Ces trois potes parisiens se sont réunis pour créer et composer un EP prometteur ainsi que des lives énergiques et dansants. Aussi bien influencés par l’indie rock que par la pop, le trio distille une musique énergique aux accents anglo-saxons, tout en laissant la part belle aux mélodies. Rencontre dans un bar/salon de tatouages de la rue Saint-Honoré.

Salut les gars, merci de nous accorder un peu de votre temps, on va commencer par une question sur le groupe. D’où vient ce nom : Crackity Flynn ?

Martin (basse) & Julien (batterie) : On va laisser Matthias répondre…

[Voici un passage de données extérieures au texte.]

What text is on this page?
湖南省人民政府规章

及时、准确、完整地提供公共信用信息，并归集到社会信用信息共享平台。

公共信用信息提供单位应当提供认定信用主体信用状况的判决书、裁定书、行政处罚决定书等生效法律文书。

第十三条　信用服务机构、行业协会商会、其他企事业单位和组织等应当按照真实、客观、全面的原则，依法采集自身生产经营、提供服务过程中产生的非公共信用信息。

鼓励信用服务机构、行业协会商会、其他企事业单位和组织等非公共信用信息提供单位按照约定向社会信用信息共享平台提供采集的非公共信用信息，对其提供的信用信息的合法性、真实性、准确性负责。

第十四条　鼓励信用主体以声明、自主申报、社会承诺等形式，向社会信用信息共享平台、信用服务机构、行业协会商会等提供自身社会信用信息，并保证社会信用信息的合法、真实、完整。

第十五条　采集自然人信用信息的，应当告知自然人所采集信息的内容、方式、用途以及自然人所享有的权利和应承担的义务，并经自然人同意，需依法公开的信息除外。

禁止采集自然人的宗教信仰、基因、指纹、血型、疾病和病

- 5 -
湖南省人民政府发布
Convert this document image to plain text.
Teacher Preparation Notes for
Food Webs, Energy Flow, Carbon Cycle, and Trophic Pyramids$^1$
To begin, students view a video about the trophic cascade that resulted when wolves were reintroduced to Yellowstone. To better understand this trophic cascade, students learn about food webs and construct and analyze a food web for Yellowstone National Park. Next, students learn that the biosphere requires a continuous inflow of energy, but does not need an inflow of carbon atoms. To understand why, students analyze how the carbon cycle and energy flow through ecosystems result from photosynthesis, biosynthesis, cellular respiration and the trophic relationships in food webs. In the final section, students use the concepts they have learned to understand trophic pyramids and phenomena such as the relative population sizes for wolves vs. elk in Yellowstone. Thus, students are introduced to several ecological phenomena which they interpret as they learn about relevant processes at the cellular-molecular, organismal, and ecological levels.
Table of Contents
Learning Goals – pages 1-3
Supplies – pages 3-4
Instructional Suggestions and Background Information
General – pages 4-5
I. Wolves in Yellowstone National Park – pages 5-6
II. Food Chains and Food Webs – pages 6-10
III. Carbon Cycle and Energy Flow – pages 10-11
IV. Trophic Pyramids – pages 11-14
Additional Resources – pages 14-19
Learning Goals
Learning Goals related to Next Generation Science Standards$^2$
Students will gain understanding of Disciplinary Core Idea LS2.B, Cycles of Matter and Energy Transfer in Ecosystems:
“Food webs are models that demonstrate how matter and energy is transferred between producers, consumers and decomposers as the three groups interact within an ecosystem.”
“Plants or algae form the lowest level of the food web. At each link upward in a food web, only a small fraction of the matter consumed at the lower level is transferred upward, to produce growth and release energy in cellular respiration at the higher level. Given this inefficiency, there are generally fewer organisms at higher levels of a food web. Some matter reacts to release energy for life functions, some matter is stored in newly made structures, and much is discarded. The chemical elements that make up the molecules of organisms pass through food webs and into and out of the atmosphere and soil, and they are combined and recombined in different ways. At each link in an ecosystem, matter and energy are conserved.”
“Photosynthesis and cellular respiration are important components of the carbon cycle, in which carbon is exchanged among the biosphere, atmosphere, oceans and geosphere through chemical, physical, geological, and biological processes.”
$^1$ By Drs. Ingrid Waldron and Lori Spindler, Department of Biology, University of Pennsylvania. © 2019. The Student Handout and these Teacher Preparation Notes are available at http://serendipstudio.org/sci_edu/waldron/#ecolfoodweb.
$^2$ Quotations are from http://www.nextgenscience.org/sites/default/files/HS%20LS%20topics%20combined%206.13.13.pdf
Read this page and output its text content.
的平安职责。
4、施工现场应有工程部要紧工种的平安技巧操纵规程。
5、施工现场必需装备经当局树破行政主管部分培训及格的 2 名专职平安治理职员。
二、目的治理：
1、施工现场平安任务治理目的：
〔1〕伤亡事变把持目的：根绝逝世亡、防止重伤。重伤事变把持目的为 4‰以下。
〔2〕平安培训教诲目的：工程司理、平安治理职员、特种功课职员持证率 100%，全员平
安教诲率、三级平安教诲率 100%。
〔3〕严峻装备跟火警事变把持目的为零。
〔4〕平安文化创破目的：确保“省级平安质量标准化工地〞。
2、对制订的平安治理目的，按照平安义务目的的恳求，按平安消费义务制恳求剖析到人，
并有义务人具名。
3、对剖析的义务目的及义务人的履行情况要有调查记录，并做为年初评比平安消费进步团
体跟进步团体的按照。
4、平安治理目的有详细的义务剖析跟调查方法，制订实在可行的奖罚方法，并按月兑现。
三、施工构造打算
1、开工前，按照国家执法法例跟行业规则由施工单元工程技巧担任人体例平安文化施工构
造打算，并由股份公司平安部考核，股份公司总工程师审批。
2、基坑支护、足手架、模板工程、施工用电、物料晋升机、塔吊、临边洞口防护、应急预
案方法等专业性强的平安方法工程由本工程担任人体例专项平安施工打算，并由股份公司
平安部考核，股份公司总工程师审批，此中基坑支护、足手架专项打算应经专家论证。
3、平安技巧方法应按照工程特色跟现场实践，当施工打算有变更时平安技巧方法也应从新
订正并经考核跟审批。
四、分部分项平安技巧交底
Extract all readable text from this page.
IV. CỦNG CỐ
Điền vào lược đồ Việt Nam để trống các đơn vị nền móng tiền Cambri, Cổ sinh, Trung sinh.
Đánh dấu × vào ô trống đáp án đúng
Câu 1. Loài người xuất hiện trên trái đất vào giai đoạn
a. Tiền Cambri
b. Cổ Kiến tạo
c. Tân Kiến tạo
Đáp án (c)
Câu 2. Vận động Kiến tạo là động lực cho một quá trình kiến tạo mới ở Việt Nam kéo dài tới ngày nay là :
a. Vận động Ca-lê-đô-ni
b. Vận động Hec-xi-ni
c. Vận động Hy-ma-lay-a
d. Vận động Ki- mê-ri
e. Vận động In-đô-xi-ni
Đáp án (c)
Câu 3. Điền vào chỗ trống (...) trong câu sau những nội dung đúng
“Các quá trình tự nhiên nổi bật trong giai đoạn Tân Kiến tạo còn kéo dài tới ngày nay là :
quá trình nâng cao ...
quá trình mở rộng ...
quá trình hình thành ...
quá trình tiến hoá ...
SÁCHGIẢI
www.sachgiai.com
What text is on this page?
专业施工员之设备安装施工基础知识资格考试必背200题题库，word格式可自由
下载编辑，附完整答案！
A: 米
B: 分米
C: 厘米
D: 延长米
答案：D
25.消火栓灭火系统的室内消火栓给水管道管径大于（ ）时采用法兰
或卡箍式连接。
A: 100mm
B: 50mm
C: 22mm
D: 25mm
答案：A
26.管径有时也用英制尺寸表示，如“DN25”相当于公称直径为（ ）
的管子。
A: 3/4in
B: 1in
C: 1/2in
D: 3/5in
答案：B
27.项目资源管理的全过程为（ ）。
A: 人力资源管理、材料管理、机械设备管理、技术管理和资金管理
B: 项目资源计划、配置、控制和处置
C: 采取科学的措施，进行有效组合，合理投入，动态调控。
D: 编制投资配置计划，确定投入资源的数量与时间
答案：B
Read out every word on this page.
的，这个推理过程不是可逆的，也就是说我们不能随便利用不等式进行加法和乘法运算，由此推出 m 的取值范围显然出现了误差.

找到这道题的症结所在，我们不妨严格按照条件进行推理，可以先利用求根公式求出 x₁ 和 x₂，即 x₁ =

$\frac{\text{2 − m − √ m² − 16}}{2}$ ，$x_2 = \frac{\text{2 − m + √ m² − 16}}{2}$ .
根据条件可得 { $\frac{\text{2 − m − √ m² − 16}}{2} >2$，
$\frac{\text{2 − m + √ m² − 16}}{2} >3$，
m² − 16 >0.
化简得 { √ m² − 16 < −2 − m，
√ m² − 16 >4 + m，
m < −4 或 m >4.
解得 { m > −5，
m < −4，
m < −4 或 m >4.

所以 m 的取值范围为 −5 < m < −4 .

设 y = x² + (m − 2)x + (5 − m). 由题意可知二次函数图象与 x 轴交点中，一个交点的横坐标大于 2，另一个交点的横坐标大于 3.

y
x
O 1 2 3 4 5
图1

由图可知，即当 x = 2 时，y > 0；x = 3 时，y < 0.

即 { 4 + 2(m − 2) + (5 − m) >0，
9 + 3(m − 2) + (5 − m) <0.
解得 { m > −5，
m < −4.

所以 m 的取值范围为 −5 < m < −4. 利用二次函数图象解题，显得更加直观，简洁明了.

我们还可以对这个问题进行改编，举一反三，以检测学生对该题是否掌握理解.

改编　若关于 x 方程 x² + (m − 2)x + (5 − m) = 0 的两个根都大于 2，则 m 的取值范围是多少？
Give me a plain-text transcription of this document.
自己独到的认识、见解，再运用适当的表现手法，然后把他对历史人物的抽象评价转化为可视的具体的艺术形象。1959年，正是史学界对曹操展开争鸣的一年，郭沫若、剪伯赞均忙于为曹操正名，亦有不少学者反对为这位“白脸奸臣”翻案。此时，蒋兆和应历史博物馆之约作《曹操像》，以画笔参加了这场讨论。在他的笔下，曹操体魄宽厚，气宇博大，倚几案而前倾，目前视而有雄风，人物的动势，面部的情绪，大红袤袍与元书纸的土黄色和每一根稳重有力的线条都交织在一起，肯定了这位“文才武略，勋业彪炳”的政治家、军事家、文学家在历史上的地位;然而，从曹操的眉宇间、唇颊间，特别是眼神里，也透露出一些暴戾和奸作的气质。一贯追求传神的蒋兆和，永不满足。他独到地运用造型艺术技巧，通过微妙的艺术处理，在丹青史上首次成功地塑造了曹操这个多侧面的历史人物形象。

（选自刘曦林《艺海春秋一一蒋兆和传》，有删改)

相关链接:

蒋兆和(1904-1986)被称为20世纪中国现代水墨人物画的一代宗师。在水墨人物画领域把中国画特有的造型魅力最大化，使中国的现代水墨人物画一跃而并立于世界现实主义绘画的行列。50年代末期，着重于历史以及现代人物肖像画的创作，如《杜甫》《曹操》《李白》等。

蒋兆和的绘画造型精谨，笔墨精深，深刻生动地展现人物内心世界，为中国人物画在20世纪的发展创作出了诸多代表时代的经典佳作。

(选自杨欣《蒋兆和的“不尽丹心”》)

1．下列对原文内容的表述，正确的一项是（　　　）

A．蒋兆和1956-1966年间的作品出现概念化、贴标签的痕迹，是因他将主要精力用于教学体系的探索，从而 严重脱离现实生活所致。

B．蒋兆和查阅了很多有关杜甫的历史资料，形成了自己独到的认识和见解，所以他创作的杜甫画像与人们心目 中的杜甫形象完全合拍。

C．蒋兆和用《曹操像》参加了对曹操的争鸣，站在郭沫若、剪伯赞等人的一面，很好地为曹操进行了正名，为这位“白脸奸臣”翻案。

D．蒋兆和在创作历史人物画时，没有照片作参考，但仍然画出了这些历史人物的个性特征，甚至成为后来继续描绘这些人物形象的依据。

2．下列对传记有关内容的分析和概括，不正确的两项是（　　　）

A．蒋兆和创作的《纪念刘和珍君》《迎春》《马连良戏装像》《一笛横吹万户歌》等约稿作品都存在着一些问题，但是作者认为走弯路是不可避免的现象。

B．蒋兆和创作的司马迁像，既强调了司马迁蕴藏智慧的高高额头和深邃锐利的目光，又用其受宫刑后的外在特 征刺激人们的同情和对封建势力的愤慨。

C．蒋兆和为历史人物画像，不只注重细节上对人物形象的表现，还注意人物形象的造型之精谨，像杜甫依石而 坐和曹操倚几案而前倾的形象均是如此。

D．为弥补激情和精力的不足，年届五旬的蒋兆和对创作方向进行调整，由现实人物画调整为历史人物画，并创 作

Mathias (chant/guitare) : Je suis un énorme fan des Pixies, et du coup ma chanson préférée des Pixies s’appelle “Crackity Jones”, et le mot “crackity”, c’est de l’anglais argot. C’est un mot un peu tordu, qu’on ne trouve pas nécessairement dans les dicos. Ça pouvait être bien de se l’approprier en nom de groupe. Si tu tapes crackity sur google, tu as la chanson des Pixies et nous…

Et le Flynn ?

Martin : Allez avoue mec….

Mathias : (rires) C’est une référence à Rob Flynn de Machine Head. C’est pour le contraste. On est des “popeux” mais on est aussi des “metalleux”. On aime autant le deathcore que la folk. C’est ce qui nous rapproche.

Martin : Ouais c’est clair. Matthias et moi on s’est connu à l’école et on parlait beaucoup de hardcore, de metal… On parlait de The Chariots ou de Bon Iver. Et on s’est dit, “putain mec un jour faut faire un groupe de hardcore”, et julien aussi… En fait, leur ancien bassiste s’est barré donc ils m’ont appelé moi. Et au final, ça a donné Crackity Flynn et on fait de la pop. Mais l’essentiel, c’est de faire de la musique ensemble. Ce côté hyper hétérogène dans le groupe.

Donc vous êtes un groupe tout jeune, ça fait combien de temps que vous jouez ensemble ?

Martin : On joue nous trois ensemble depuis même pas un an, mais après le groupe existe depuis un moment.

J : Ouais depuis novembre dernier quand Martin est arrivé.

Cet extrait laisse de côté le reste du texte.